Seçim sürecinde Hatay Türklerine yine çeşitli baskılar yapıldı. Türklerin köyleri Suriyeli Araplar tarafından basıldı. Fransızlar nüfus kayıtlarını değiştirmeye çalıştı. Gazeteler, “Halep’ten kamyonlarla Hatay’a gönderilen Suriyeli delikanlılara nüfus kâğıtları verildi” diye yazıyordu. Birçok yerde Türk listelerine yazılmak isteyenlere izin verilmedi. Kurun gazetesi, “Türk mahallelerine bomba atıldı. Kadınlar da boğazlanmaya başlandı” manşetiyle çıktı. Baskılarla Hatay’da Türkler azınlıkta bırakılmaya çalışıldı. İşte tam da o günlerde Atatürk, çok hasta olmasına rağmen 19 Mayıs 1938’de kalktı Adana ve Mersin’de orduları teftiş etti. Fransa’ya ve Suriye’ye gözdağı verdi.

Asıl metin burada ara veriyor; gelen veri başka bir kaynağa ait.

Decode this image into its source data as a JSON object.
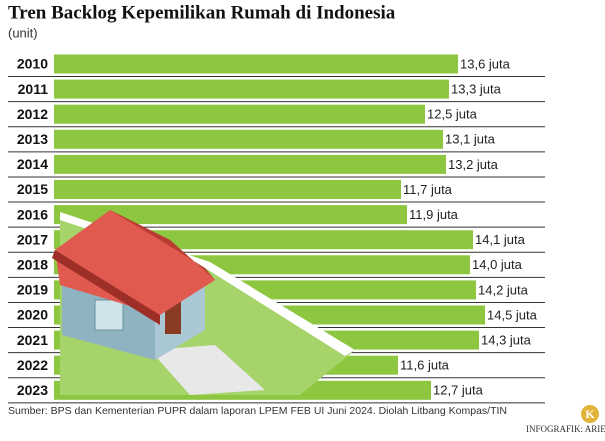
{
  "chart_data": {
    "type": "bar",
    "orientation": "horizontal",
    "title": "Tren Backlog Kepemilikan Rumah di Indonesia",
    "subtitle": "(unit)",
    "categories": [
      "2010",
      "2011",
      "2012",
      "2013",
      "2014",
      "2015",
      "2016",
      "2017",
      "2018",
      "2019",
      "2020",
      "2021",
      "2022",
      "2023"
    ],
    "values": [
      13.6,
      13.3,
      12.5,
      13.1,
      13.2,
      11.7,
      11.9,
      14.1,
      14.0,
      14.2,
      14.5,
      14.3,
      11.6,
      12.7
    ],
    "value_labels": [
      "13,6 juta",
      "13,3 juta",
      "12,5 juta",
      "13,1 juta",
      "13,2 juta",
      "11,7 juta",
      "11,9 juta",
      "14,1 juta",
      "14,0 juta",
      "14,2 juta",
      "14,5 juta",
      "14,3 juta",
      "11,6 juta",
      "12,7 juta"
    ],
    "color": "#8dc63f",
    "source": "Sumber: BPS dan Kementerian PUPR dalam laporan LPEM FEB UI Juni 2024. Diolah Litbang Kompas/TIN",
    "credit": "INFOGRAFIK: ARIE",
    "logo": "K"
  }
}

6 Haziran 1938’de Fransa, Hatay’da yönetimi Türklere bırakmak zorunda kaldı. Abdurrahman Melek vali olarak göreve başladı. 3 Temmuz 1938’de Türk-Fransız Antlaşması imzalandı. 4 Temmuz 1938’de Albay Şükrü Kanatlı komutasındaki ilk Türk birliği Hatay’a girdi. Yeni bir seçim komisyonu kuruldu ve 22 Temmuz 1938’de çalışmaya başladı.
Ağustos 1938’de Hatay Meclisi için seçimler yapıldı. Toplam 56 bin 613 kişiden oluşan ikinci seçmenlerin 35 bin 847’si Türk seçmenlerden oluşuyordu. Seçimler sonunda 40 milletvekilinden oluşan Hatay Meclisi’ne 22 Türk milletvekili seçildi. Hükümet üyelerinin tamamı da Türklerden oluştu. 2 Eylül 1938’deki ilk meclis toplantısında Abdülgani Türkmen Meclis Başkanlığına, Tayfur Sökmen de devlet başkanlığına seçildi. Başbakanlığa Abdurrahman Melek atandı. Atatürk, “Sancak” adını da Hatay’a çevirdi. Türk bayrağına benzer ay yıldızlı Hatay bayrağı kabul edildi.
23 Haziran 1939’da Türkiye ile Fransa arasında imzalanan bir antlaşma ile Hatay’ın Türkiye’ye bağlanması kabul edildi. Hatay Meclisi, 29 Haziran 1939’da oybirliği ile Türkiye’ye bağlanmaya karar verdi. 7 Temmuz 1939’da Hatay, Türkiye’nin 63. vilayeti oldu. 7 Temmuz 1939’da son Fransız birlikleri de Hatay’dan ayrıldı, kışladan Fransız bayrağı indirilerek Türk bayrağı çekildi.
15 Mart 1923’te “40 asırlık Türk yurdu düşman elinde esir kalamaz” diyen Atatürk, 31 Aralık 1936’da Başbakan İnönü’ye gönderdiği bir notta da “Hatay dediğimiz topraklar bütün kapsamlı anlamıyla Türk topraklarıdır…” demişti. Atatürk, Hatay’da Türk varlığının korunması halinde Hatay’ın anavatana katılacağından emindi. Bu nedenle 1921 Ankara Antlaşması ile Hatay’da Türk kültürünün korunmasını güvenceye aldırmıştı.
Hatay’da Fransız işgalini öven o imamın iddiasının aksine 1918’de Hatay’ı işgal eden Fransızlar, Hatay’da Türklere büyük baskılar yapmıştır. Hatay, Türk çoğunluğuna dayalı demografisini koruduğu için 1938’de kurtarılmış, 1939’da vatan toprağı yapılabilmiştir.